Fig. 2: Immunogenomic view of regional cancer-immune interactions in HCC and immune infiltrates.

a Number of RNA-seq reads mapping to VDJ loci grouped by pathological immune infiltrate assessment (ANOVA, error bars = SE, N = 38 samples. For each boxplot, the centre line represents the median. Upper and lower limits of each box represent the 75th and 25th percentiles, respectively.

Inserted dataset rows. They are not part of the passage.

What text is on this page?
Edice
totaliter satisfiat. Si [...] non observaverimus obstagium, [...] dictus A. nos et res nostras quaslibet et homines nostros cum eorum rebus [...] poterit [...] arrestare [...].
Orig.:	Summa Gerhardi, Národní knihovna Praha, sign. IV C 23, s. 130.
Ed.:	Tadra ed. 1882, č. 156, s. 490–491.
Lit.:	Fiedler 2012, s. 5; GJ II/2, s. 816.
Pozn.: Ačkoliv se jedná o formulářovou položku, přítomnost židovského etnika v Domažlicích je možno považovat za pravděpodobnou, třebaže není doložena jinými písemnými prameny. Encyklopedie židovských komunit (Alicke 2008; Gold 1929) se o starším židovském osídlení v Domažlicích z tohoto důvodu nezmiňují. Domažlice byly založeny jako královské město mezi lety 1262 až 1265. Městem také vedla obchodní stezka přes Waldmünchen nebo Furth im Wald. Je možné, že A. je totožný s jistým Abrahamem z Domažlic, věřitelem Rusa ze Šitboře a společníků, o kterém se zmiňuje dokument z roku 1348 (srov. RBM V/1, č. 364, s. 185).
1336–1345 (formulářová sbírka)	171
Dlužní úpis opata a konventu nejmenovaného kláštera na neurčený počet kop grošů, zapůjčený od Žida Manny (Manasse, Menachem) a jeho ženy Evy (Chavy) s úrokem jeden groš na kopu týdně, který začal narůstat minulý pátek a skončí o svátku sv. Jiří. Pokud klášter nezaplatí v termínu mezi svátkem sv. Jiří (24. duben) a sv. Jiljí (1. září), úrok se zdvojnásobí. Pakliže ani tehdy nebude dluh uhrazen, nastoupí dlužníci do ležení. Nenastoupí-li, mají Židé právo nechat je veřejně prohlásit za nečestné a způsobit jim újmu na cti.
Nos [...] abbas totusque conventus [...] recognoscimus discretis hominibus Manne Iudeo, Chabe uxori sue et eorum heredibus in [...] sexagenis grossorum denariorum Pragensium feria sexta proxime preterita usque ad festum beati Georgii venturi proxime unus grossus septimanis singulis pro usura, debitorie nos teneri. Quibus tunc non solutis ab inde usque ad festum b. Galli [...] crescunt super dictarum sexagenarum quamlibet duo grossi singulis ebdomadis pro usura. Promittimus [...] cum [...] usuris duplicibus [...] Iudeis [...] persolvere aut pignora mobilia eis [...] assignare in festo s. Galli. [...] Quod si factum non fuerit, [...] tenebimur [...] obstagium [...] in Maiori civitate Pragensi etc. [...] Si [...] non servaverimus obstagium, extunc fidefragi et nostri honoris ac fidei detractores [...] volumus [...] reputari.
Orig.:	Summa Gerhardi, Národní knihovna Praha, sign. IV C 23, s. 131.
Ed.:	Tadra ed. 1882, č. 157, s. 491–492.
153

The whiskers represent the lowest data point still within 1.5× box size of the lower quartile and the highest data point still within 1.5× box size of the upper quartile). b Number of RNA-seq reads mapping to VDJ as a function of the number of unique reassembled CDR3 sequences (i.e., number of unique immune clones). c Scatter plot of TCR rearrangement frequencies between tumoral regions of patient 3 and 6. TCR rearrangements found at significantly higher frequencies in region H3.a/H6.a than H3.b/H6.b are filled in blue. TCR rearrangements found at significantly higher frequencies in region H3.b/H6.b than H3.a/H6.a are filled in red. d Paired H&E and immunofluorescence of CD3 and CD20 in high TIL burden regions of P02 and P06 (CD3: Red; CD20: Green; black bar 100 µm; white bar 50 µm, N = 3 independent experiments). Source data are provided as a Source Data file.